25.6MW project featuring 56,900 panels will provide enough clean energy to power more than 4,000 homes annually

We’ll spare you the trash-to-treasure line and just say this: Finding creative ways and new areas to create clean energy will be a key to fighting climate change.

NJR Clean Energy Ventures, the renewable energy subsidiary of New Jersey Resources, is doing just that.

On Wednesday, it announced the completion of construction of a new 25.6-megawatt solar project located on the site of the former Combe Fill North Landfill in Mount Olive.

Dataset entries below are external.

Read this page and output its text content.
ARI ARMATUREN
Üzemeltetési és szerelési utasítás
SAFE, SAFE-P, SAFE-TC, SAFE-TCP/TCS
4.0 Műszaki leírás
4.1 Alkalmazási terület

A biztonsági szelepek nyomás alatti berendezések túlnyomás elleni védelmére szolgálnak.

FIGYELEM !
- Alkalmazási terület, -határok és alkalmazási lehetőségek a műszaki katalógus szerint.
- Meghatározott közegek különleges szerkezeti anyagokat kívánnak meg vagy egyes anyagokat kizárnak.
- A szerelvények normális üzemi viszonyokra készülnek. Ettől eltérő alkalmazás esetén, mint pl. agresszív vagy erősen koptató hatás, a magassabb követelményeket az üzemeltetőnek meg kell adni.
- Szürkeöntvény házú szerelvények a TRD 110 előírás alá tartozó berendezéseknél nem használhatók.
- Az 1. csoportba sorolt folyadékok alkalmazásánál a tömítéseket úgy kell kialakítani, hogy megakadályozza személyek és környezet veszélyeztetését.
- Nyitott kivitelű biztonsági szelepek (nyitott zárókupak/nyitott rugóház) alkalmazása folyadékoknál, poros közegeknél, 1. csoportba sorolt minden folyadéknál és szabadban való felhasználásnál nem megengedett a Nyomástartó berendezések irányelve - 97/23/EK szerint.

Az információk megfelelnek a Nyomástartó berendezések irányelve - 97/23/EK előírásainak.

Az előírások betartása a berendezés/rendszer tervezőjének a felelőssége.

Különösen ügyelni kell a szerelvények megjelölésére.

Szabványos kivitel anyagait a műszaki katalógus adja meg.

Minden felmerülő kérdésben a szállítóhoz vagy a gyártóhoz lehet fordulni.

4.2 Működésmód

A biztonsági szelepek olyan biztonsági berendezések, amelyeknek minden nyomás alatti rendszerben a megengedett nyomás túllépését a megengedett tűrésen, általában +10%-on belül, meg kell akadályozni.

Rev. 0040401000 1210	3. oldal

The ground-mounted solar array consists of approximately 56,900 solar panels and will provide enough clean energy to power over 4,000 homes annually and reduce emissions by 23,940 tons every year.

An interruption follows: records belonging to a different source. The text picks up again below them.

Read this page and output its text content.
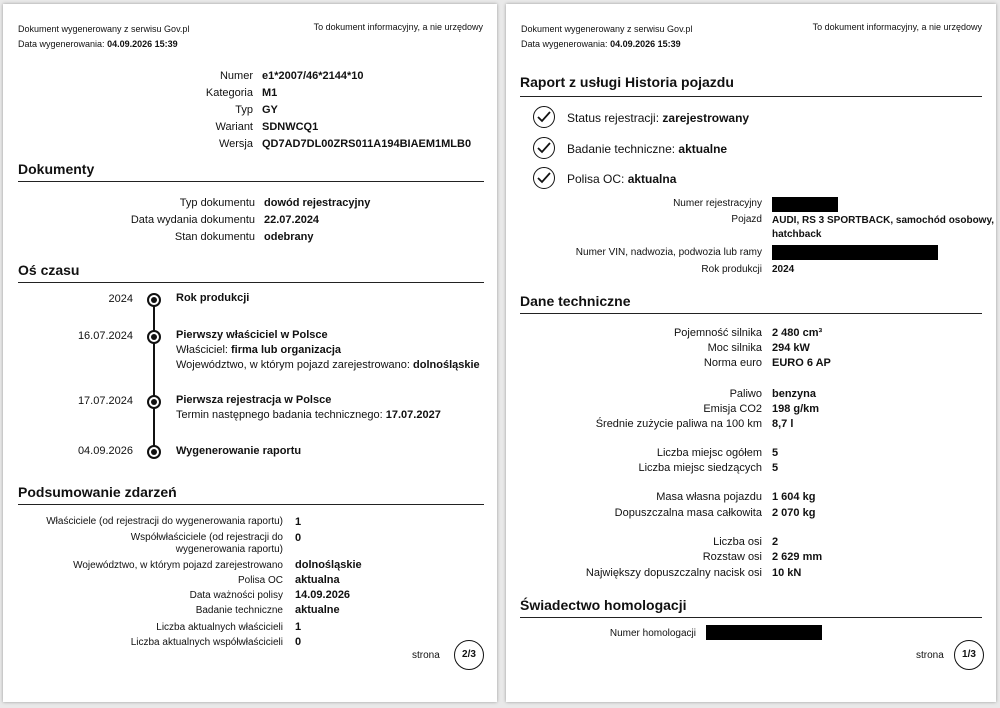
Dokument wygenerowany z serwisu Gov.pl
Data wygenerowania: 04.09.2026 15:39
To dokument informacyjny, a nie urzędowy
Numer e1*2007/46*2144*10
Kategoria M1
Typ GY
Wariant SDNWCQ1
Wersja QD7AD7DL00ZRS011A194BIAEM1MLB0
Dokumenty
Typ dokumentu dowód rejestracyjny
Data wydania dokumentu 22.07.2024
Stan dokumentu odebrany
Oś czasu
2024	Rok produkcji
16.07.2024	Pierwszy właściciel w Polsce
Właściciel: firma lub organizacja
Województwo, w którym pojazd zarejestrowano: dolnośląskie
17.07.2024	Pierwsza rejestracja w Polsce
Termin następnego badania technicznego: 17.07.2027
04.09.2026	Wygenerowanie raportu
Podsumowanie zdarzeń
Właściciele (od rejestracji do wygenerowania raportu) 1
Współwłaściciele (od rejestracji do wygenerowania raportu)
0
Województwo, w którym pojazd zarejestrowano dolnośląskie
Polisa OC aktualna
Data ważności polisy 14.09.2026
Badanie techniczne aktualne
Liczba aktualnych właścicieli 1
Liczba aktualnych współwłaścicieli 0
strona	2/3
Dokument wygenerowany z serwisu Gov.pl
Data wygenerowania: 04.09.2026 15:39
To dokument informacyjny, a nie urzędowy
Raport z usługi Historia pojazdu
Status rejestracji: zarejestrowany
Badanie techniczne: aktualne
Polisa OC: aktualna
Numer rejestracyjny
Pojazd AUDI, RS 3 SPORTBACK, samochód osobowy,
hatchback
Numer VIN, nadwozia, podwozia lub ramy
Rok produkcji 2024
Dane techniczne
Pojemność silnika 2 480 cm³
Moc silnika 294 kW
Norma euro EURO 6 AP
Paliwo benzyna
Emisja CO2 198 g/km
Średnie zużycie paliwa na 100 km 8,7 l
Liczba miejsc ogółem 5
Liczba miejsc siedzących 5
Masa własna pojazdu 1 604 kg
Dopuszczalna masa całkowita 2 070 kg
Liczba osi 2
Rozstaw osi 2 629 mm
Największy dopuszczalny nacisk osi 10 kN
Świadectwo homologacji
Numer homologacji
strona	1/3
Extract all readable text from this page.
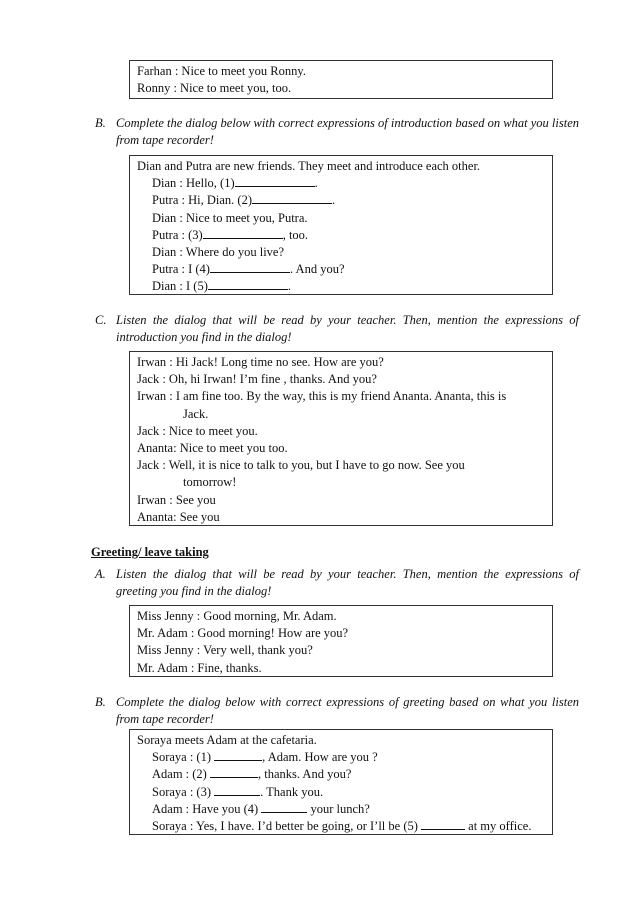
Farhan : Nice to meet you Ronny.
Ronny : Nice to meet you, too.
B. Complete the dialog below with correct expressions of introduction based on what you listen from tape recorder!
Dian and Putra are new friends. They meet and introduce each other.
Dian : Hello, (1)	.
Putra : Hi, Dian. (2)	.
Dian : Nice to meet you, Putra.
Putra : (3)	, too.
Dian : Where do you live?
Putra : I (4)	. And you?
Dian : I (5)	.
C. Listen the dialog that will be read by your teacher. Then, mention the expressions of introduction you find in the dialog!
Irwan : Hi Jack! Long time no see. How are you?
Jack : Oh, hi Irwan! I’m fine , thanks. And you?
Irwan : I am fine too. By the way, this is my friend Ananta. Ananta, this is
Jack.
Jack : Nice to meet you.
Ananta: Nice to meet you too.
Jack : Well, it is nice to talk to you, but I have to go now. See you
tomorrow!
Irwan : See you
Ananta: See you
Greeting/ leave taking
A. Listen the dialog that will be read by your teacher. Then, mention the expressions of greeting you find in the dialog!
Miss Jenny : Good morning, Mr. Adam.
Mr. Adam : Good morning! How are you?
Miss Jenny : Very well, thank you?
Mr. Adam : Fine, thanks.
B. Complete the dialog below with correct expressions of greeting based on what you listen from tape recorder!
Soraya meets Adam at the cafetaria.
Soraya : (1)	, Adam. How are you ?
Adam : (2)	, thanks. And you?
Soraya : (3)	. Thank you.
Adam : Have you (4)	your lunch?
Soraya : Yes, I have. I’d better be going, or I’ll be (5)	at my office.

To be clear, NJR Clean Energy Ventures is not the first energy company to complete such a project, but it clearly is all-in on the idea: The project is the largest capped landfill solar array in New Jersey and one of the largest in North America.

New Jersey Resources CEO Steve Westhoven was thrilled to announce the project had been completed.

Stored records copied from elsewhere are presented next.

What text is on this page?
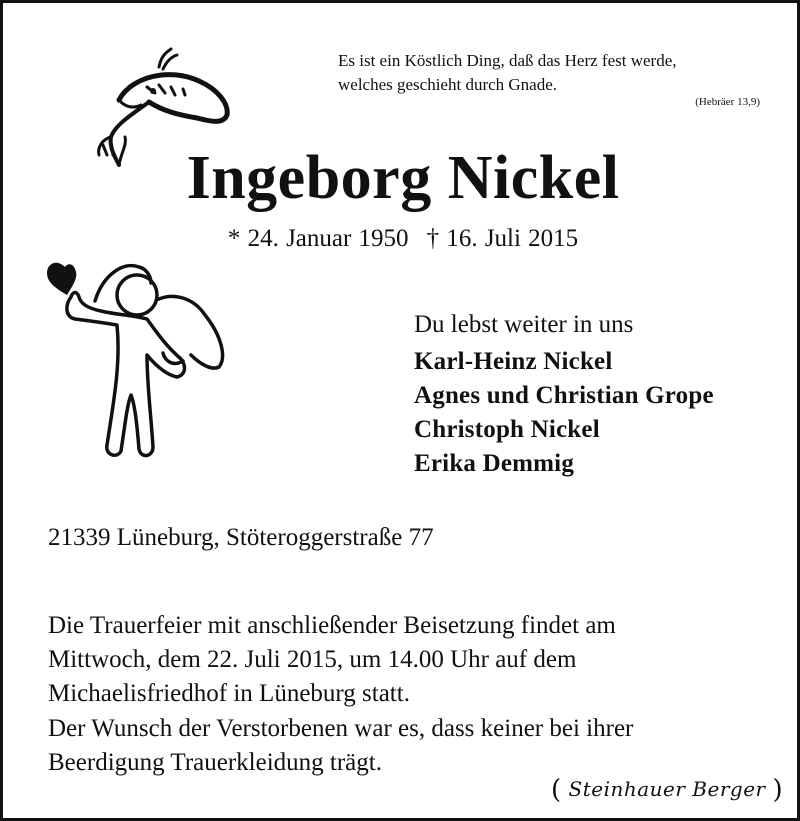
Es ist ein Köstlich Ding, daß das Herz fest werde,
welches geschieht durch Gnade.
(Hebräer 13,9)
Ingeborg Nickel
* 24. Januar 1950 † 16. Juli 2015
Du lebst weiter in uns
Karl-Heinz Nickel
Agnes und Christian Grope
Christoph Nickel
Erika Demmig
21339 Lüneburg, Stöteroggerstraße 77
Die Trauerfeier mit anschließender Beisetzung findet am
Mittwoch, dem 22. Juli 2015, um 14.00 Uhr auf dem
Michaelisfriedhof in Lüneburg statt.
Der Wunsch der Verstorbenen war es, dass keiner bei ihrer
Beerdigung Trauerkleidung trägt.
( Steinhauer Berger )
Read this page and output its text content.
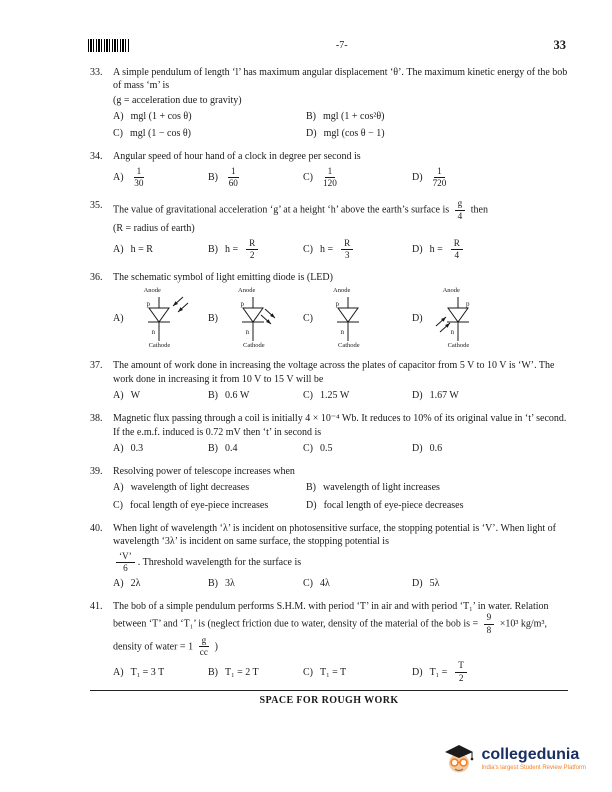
-7-	33
33.	A simple pendulum of length ‘l’ has maximum angular displacement ‘θ’. The maximum kinetic energy of the bob of mass ‘m’ is

(g = acceleration due to gravity)

A) mgl (1 + cos θ)	B) mgl (1 + cos²θ)
C) mgl (1 − cos θ)	D) mgl (cos θ − 1)
34.	Angular speed of hour hand of a clock in degree per second is

$A) \frac{1}{30}$	$B) \frac{1}{60}$	$C) \frac{1}{120}$	$D) \frac{1}{720}$
35.	The value of gravitational acceleration ‘g’ at a height ‘h’ above the earth’s surface is $\frac{g}{4}$ then

(R = radius of earth)

A) h = R	B) $h = \frac{R}{2}$	C) $h = \frac{R}{3}$	D) $h = \frac{R}{4}$
36.	The schematic symbol of light emitting diode is (LED)

A)
Anode
p
n
Cathode
B)
Anode
p
n
Cathode
C)
Anode
p
n
Cathode
D)
Anode
p
n
Cathode
37.	The amount of work done in increasing the voltage across the plates of capacitor from 5 V to 10 V is ‘W’. The work done in increasing it from 10 V to 15 V will be

A) W	B) 0.6 W	C) 1.25 W	D) 1.67 W
38.	Magnetic flux passing through a coil is initially 4 × 10⁻⁴ Wb. It reduces to 10% of its original value in ‘t’ second. If the e.m.f. induced is 0.72 mV then ‘t’ in second is

A) 0.3	B) 0.4	C) 0.5	D) 0.6
39.	Resolving power of telescope increases when

A) wavelength of light decreases	B) wavelength of light increases
C) focal length of eye-piece increases	D) focal length of eye-piece decreases
40.	When light of wavelength ‘λ’ is incident on photosensitive surface, the stopping potential is ‘V’. When light of wavelength ‘3λ’ is incident on same surface, the stopping potential is

$\frac{‘V’}{6}$ . Threshold wavelength for the surface is

A) 2λ	B) 3λ	C) 4λ	D) 5λ
41.	The bob of a simple pendulum performs S.H.M. with period ‘T’ in air and with period ‘T₁’ in water. Relation between ‘T’ and ‘T₁’ is (neglect friction due to water, density of the material of the bob is = $\frac{9}{8} \times 10^3$ kg/m³, density of water = $1 \frac{g}{cc}$ )

A) T₁ = 3 T	B) T₁ = 2 T	C) T₁ = T	D) $T_1 = \frac{T}{2}$
SPACE FOR ROUGH WORK
collegedunia
India's largest Student Review Platform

“NJR Clean Energy Ventures is committed to building a clean energy future with projects like the Mount Olive solar field,” he said. “By repurposing landfills and other underutilized spaces to produce clean, renewable energy, NJR is helping to power a bright, sustainable future today and delivering clean energy innovations that drive New Jersey toward our clean energy goals.”

Westhoven said NJR’s strong track record of clean-energy investments in New Jersey is an important aspect of its broader commitment to sustainability and emissions reduction. With a far-reaching sustainability agenda, he said NJR already has reduced its operational emissions in New Jersey by 50% of 2006 levels and set a goal to reduce those emissions to net-zero by 2050.

Westhoven said NJR is continuing to make investments in sustainable infrastructure, clean energy innovations, renewable energy and energy efficiency programs.

In this instance, it will be covering 102 acres of underutilized brownfield, the clean power produced at the Mount Olive solar field will feed into the local distribution system and that will be sold into the wholesale energy market through regional electrical grid operator PJM Interconnection.

The project was designed, engineered and permitted by CEP Renewables LLC, an accomplished developer of grid-connected, utility-scale solar projects with expertise utilizing unusable land such, as landfills, brownfields and Superfunds, to generate clean power, and built by CS energy using union labor.

Robert Pohlman, vice president of NJR Clean Energy Ventures and corporate strategy, said the company is thrilled to be able to take on the project.

“NJR Clean Energy Ventures has long supported state policy to prioritize underutilized land and bring complex solar projects — from conception to energization — to the marketplace,” he said.

Now, about that trash-to-treasure line. It fits so well here.

Closed for nearly four decades, the Mount Olive property operated as a landfill from 1966-81. In 1982, it was placed on the U.S. Environmental Protection Agency’s National Priorities List of Superfund sites.